GambleAware has pledged that it will deliver an ‘integrated approach‘ to help the UK’s public health and community stakeholders minimise problem gambling harms across all levels of society.
Publishing its ‘Organisational Strategy’ this morning, GambleAware outlined the charity’s new ‘five-year strategy’ aimed at bolstering its social directives relating to the research, education and treatment (RET) of problem gambling and its impact on the UK’s vulnerable communities.
The RET charity stated that its new Organisational Strategy had been underpinned by a focus on the four key commissioning objectives of
- Developing awareness and understanding of gambling harms.
- Increasing access to services and reducing gambling harm inequalities.
- Building capacity among health and community services to respond better to gambling harms.
- Improving the coherence, accessibility, diversity, and effectiveness of the National Gambling Treatment Service.
Kate Lampard CBE, chair of trustees, explained: “Our vision is a society where everyone is protected from gambling harms, and that a greater proportion of those with gambling disorder will receive the right treatment with sustained recovery at rates comparable to other addictions and behavioural problems.
“To help make this a reality, it is essential to ensure gambling harms are clearly understood. It is also vital that the mechanisms for effective prevention are in place, and those who are experiencing harms are able to access the advice, support and treatment they need.”
Central to the design of GambleAware’s new strategy, has been the longer-term financial commitment guaranteed by UK gambling operators to help fund the charity’s RET directives.
By securing longer-term funding, GamblAware stated that it had been able to evolve its operating structure to fulfil duties beyond grant making and procurement of services, allowing it to invest in new measures to prevent gambling harms for the longer term.

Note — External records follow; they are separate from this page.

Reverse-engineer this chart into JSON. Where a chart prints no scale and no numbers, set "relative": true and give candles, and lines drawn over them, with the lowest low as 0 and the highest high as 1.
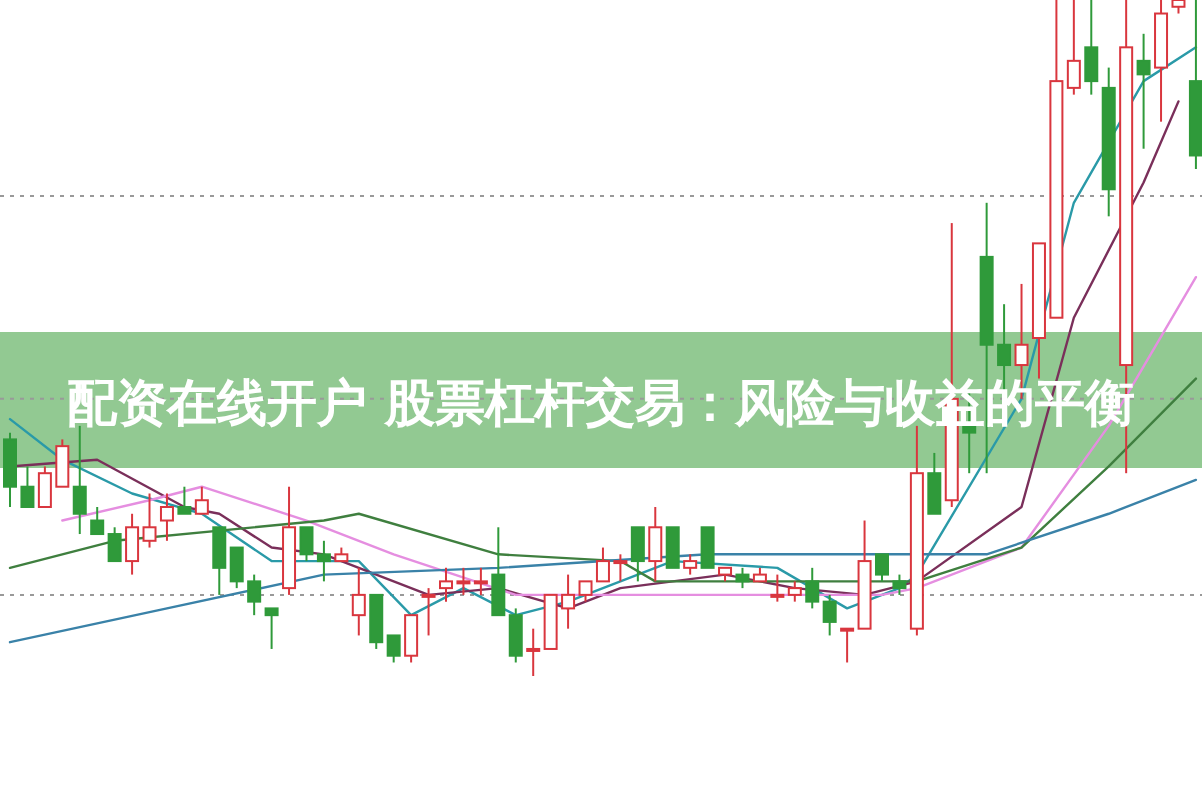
{
  "chart_data": {
    "type": "candlestick",
    "title": "配资在线开户 股票杠杆交易：风险与收益的平衡",
    "relative": true,
    "categories": [
      null,
      null,
      null,
      null,
      null,
      null,
      null,
      null,
      null,
      null,
      null,
      null,
      null,
      null,
      null,
      null,
      null,
      null,
      null,
      null,
      null,
      null,
      null,
      null,
      null,
      null,
      null,
      null,
      null,
      null,
      null,
      null,
      null,
      null,
      null,
      null,
      null,
      null,
      null,
      null,
      null,
      null,
      null,
      null,
      null,
      null,
      null,
      null,
      null,
      null,
      null,
      null,
      null,
      null,
      null,
      null,
      null,
      null,
      null,
      null,
      null,
      null,
      null,
      null,
      null,
      null,
      null,
      null,
      null
    ],
    "ohlc": [
      [
        0.35,
        0.36,
        0.25,
        0.28
      ],
      [
        0.28,
        0.31,
        0.25,
        0.25
      ],
      [
        0.25,
        0.31,
        0.25,
        0.3
      ],
      [
        0.28,
        0.35,
        0.28,
        0.34
      ],
      [
        0.28,
        0.37,
        0.21,
        0.24
      ],
      [
        0.23,
        0.25,
        0.21,
        0.21
      ],
      [
        0.21,
        0.22,
        0.17,
        0.17
      ],
      [
        0.17,
        0.24,
        0.15,
        0.22
      ],
      [
        0.2,
        0.27,
        0.19,
        0.22
      ],
      [
        0.23,
        0.27,
        0.2,
        0.25
      ],
      [
        0.25,
        0.28,
        0.24,
        0.24
      ],
      [
        0.24,
        0.28,
        0.24,
        0.26
      ],
      [
        0.22,
        0.22,
        0.12,
        0.16
      ],
      [
        0.19,
        0.19,
        0.13,
        0.14
      ],
      [
        0.14,
        0.15,
        0.09,
        0.11
      ],
      [
        0.1,
        0.1,
        0.04,
        0.09
      ],
      [
        0.13,
        0.28,
        0.12,
        0.22
      ],
      [
        0.22,
        0.22,
        0.17,
        0.18
      ],
      [
        0.18,
        0.2,
        0.14,
        0.17
      ],
      [
        0.17,
        0.19,
        0.17,
        0.18
      ],
      [
        0.09,
        0.16,
        0.06,
        0.12
      ],
      [
        0.12,
        0.12,
        0.04,
        0.05
      ],
      [
        0.06,
        0.06,
        0.02,
        0.03
      ],
      [
        0.03,
        0.09,
        0.02,
        0.09
      ],
      [
        0.12,
        0.13,
        0.06,
        0.12
      ],
      [
        0.13,
        0.16,
        0.11,
        0.14
      ],
      [
        0.14,
        0.16,
        0.12,
        0.14
      ],
      [
        0.14,
        0.16,
        0.12,
        0.14
      ],
      [
        0.15,
        0.22,
        0.09,
        0.09
      ],
      [
        0.09,
        0.1,
        0.02,
        0.03
      ],
      [
        0.04,
        0.07,
        0,
        0.04
      ],
      [
        0.04,
        0.12,
        0.04,
        0.12
      ],
      [
        0.1,
        0.15,
        0.07,
        0.12
      ],
      [
        0.12,
        0.14,
        0.11,
        0.14
      ],
      [
        0.14,
        0.19,
        0.14,
        0.17
      ],
      [
        0.17,
        0.18,
        0.14,
        0.17
      ],
      [
        0.22,
        0.22,
        0.14,
        0.17
      ],
      [
        0.17,
        0.25,
        0.14,
        0.22
      ],
      [
        0.22,
        0.22,
        0.16,
        0.16
      ],
      [
        0.16,
        0.18,
        0.15,
        0.17
      ],
      [
        0.22,
        0.22,
        0.16,
        0.16
      ],
      [
        0.15,
        0.16,
        0.14,
        0.16
      ],
      [
        0.15,
        0.16,
        0.13,
        0.14
      ],
      [
        0.14,
        0.16,
        0.14,
        0.15
      ],
      [
        0.12,
        0.15,
        0.11,
        0.12
      ],
      [
        0.12,
        0.14,
        0.11,
        0.13
      ],
      [
        0.14,
        0.16,
        0.1,
        0.11
      ],
      [
        0.11,
        0.12,
        0.06,
        0.08
      ],
      [
        0.07,
        0.07,
        0.02,
        0.07
      ],
      [
        0.07,
        0.23,
        0.07,
        0.17
      ],
      [
        0.18,
        0.18,
        0.14,
        0.15
      ],
      [
        0.14,
        0.15,
        0.12,
        0.13
      ],
      [
        0.07,
        0.37,
        0.06,
        0.3
      ],
      [
        0.3,
        0.33,
        0.24,
        0.24
      ],
      [
        0.26,
        0.67,
        0.25,
        0.41
      ],
      [
        0.37,
        0.42,
        0.3,
        0.36
      ],
      [
        0.62,
        0.7,
        0.3,
        0.49
      ],
      [
        0.49,
        0.55,
        0.42,
        0.46
      ],
      [
        0.46,
        0.58,
        0.41,
        0.49
      ],
      [
        0.5,
        0.64,
        0.44,
        0.64
      ],
      [
        0.53,
        1,
        0.53,
        0.88
      ],
      [
        0.87,
        1,
        0.86,
        0.91
      ],
      [
        0.93,
        1,
        0.86,
        0.88
      ],
      [
        0.87,
        0.9,
        0.68,
        0.72
      ],
      [
        0.46,
        1,
        0.3,
        0.93
      ],
      [
        0.91,
        0.95,
        0.78,
        0.89
      ],
      [
        0.9,
        1,
        0.82,
        0.98
      ],
      [
        0.99,
        1,
        0.98,
        1
      ],
      [
        0.88,
        1,
        0.75,
        0.77
      ]
    ],
    "series": [
      {
        "type": "line",
        "color": "#2a9aa8",
        "values": [
          0.38,
          null,
          null,
          0.32,
          null,
          null,
          null,
          0.27,
          null,
          null,
          null,
          0.24,
          null,
          null,
          null,
          0.17,
          null,
          null,
          0.17,
          null,
          0.17,
          null,
          null,
          0.09,
          null,
          null,
          0.13,
          null,
          null,
          0.09,
          null,
          null,
          0.11,
          null,
          null,
          0.14,
          null,
          null,
          0.17,
          null,
          null,
          null,
          null,
          null,
          0.16,
          null,
          null,
          null,
          0.1,
          null,
          null,
          0.13,
          0.15,
          null,
          null,
          null,
          null,
          null,
          0.41,
          null,
          null,
          0.7,
          null,
          null,
          null,
          0.88,
          null,
          null,
          0.93
        ]
      },
      {
        "type": "line",
        "color": "#7a2f5a",
        "values": [
          0.31,
          null,
          null,
          null,
          null,
          0.32,
          null,
          null,
          null,
          null,
          0.25,
          null,
          0.24,
          null,
          null,
          0.19,
          null,
          null,
          0.18,
          null,
          0.16,
          null,
          null,
          null,
          0.12,
          null,
          null,
          null,
          0.13,
          null,
          null,
          null,
          0.1,
          null,
          null,
          0.13,
          null,
          null,
          null,
          null,
          null,
          0.15,
          null,
          null,
          null,
          0.13,
          null,
          null,
          null,
          0.12,
          null,
          null,
          0.14,
          null,
          null,
          null,
          null,
          null,
          0.25,
          null,
          null,
          0.53,
          null,
          null,
          null,
          0.73,
          null,
          0.85,
          null
        ]
      },
      {
        "type": "line",
        "color": "#e58ee0",
        "values": [
          null,
          null,
          null,
          0.23,
          null,
          null,
          null,
          null,
          0.26,
          null,
          null,
          0.28,
          null,
          null,
          null,
          null,
          null,
          0.23,
          null,
          null,
          null,
          null,
          0.18,
          null,
          null,
          null,
          null,
          null,
          null,
          0.12,
          null,
          null,
          null,
          null,
          null,
          0.12,
          null,
          null,
          null,
          null,
          null,
          null,
          null,
          null,
          null,
          0.12,
          null,
          null,
          null,
          null,
          0.12,
          null,
          0.13,
          null,
          null,
          null,
          null,
          null,
          0.19,
          null,
          null,
          null,
          null,
          0.37,
          null,
          null,
          null,
          null,
          0.59
        ]
      },
      {
        "type": "line",
        "color": "#3f7f3f",
        "values": [
          0.16,
          null,
          null,
          null,
          null,
          null,
          0.2,
          null,
          null,
          null,
          null,
          null,
          null,
          null,
          null,
          null,
          null,
          null,
          0.23,
          null,
          0.24,
          null,
          null,
          null,
          null,
          null,
          null,
          null,
          0.18,
          null,
          null,
          null,
          null,
          null,
          null,
          0.17,
          null,
          0.14,
          null,
          null,
          null,
          null,
          null,
          null,
          null,
          null,
          null,
          null,
          null,
          null,
          null,
          null,
          0.14,
          null,
          null,
          null,
          null,
          null,
          0.19,
          null,
          null,
          null,
          null,
          0.31,
          null,
          null,
          null,
          null,
          0.44
        ]
      },
      {
        "type": "line",
        "color": "#3a82a8",
        "values": [
          0.05,
          null,
          null,
          null,
          null,
          null,
          null,
          null,
          null,
          0.1,
          null,
          null,
          null,
          null,
          null,
          null,
          null,
          null,
          0.15,
          null,
          null,
          null,
          null,
          null,
          null,
          null,
          null,
          null,
          0.16,
          null,
          null,
          null,
          null,
          null,
          null,
          null,
          null,
          null,
          null,
          null,
          0.18,
          null,
          null,
          null,
          null,
          null,
          null,
          null,
          null,
          null,
          null,
          0.18,
          null,
          null,
          null,
          null,
          0.18,
          null,
          null,
          null,
          null,
          null,
          null,
          0.24,
          null,
          null,
          null,
          null,
          0.29
        ]
      }
    ],
    "ref_lines": [
      {
        "axis": "y",
        "value": 0.71,
        "color": "#999999",
        "line_style": "dotted"
      },
      {
        "axis": "y",
        "value": 0.41,
        "color": "#999999",
        "line_style": "dotted"
      },
      {
        "axis": "y",
        "value": 0.12,
        "color": "#999999",
        "line_style": "dotted"
      }
    ]
  }
}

Moving forward, GambleAware’s increased investment will be based on a public health approach, underpinned by the three tiers of harm prevention – universal, selective, and indicated.
“The new approach will mean GambleAware can deliver a programme of work that demonstrates leadership in establishing, developing, and maintaining a coordinated network of services,” read GambleAware’s statement.
“It will enable further collaboration and growth of the National Gambling Treatment Service and ensure future service provision consistently delivers high standards of care and good outcomes.”
Supporting its new vision, GambleAware cites that it has enlisted more than 40 programmes spanning UK research, evaluation, education and treatment to help achieve its long-term organisational goals.
The charity underscores that significant progress has been achieved by diversifying GambleAware’s engagement with wider community stakeholders undertaking new projects such as training initiatives for debt advisors and faith leaders, a targeted women’s prevention campaign and further community-led research programmes.
GambleAware maintains its overriding objective to coordinate a ‘coherent whole system approach’ in which public health agencies, community organisers and those with lived experience of gambling harms can collaborate to improve the outcomes of the National Gambling Treatment Service.
A whole-system approach is required to ensure that clear prevention messages, strong referral routes, and solid care pathways are in place for all individuals in need of support.
Zoë Osmond, CEO of GambleAware, said: “Following a detailed consultation, it is clear that GambleAware and other organisations need to work together to achieve a society that is safe from gambling harms. Thanks to greater certainty in funding, we are now able to develop and implement longer-term commissioning plans to work towards a society where fewer people experience gambling harms and ensure that those who do, receive timely and effective support.
“Over the next five years, we will work to build the accessibility and effectiveness of the National Gambling Treatment Service and ensure it is recognised as a strong coalition of treatment services and prevention activities, delivered in collaboration with the NHS and others. By 2026, we hope to have made significant progress towards our vision, but also want to ensure that these programmes will continue to be sustained beyond the five-year term of this strategy.”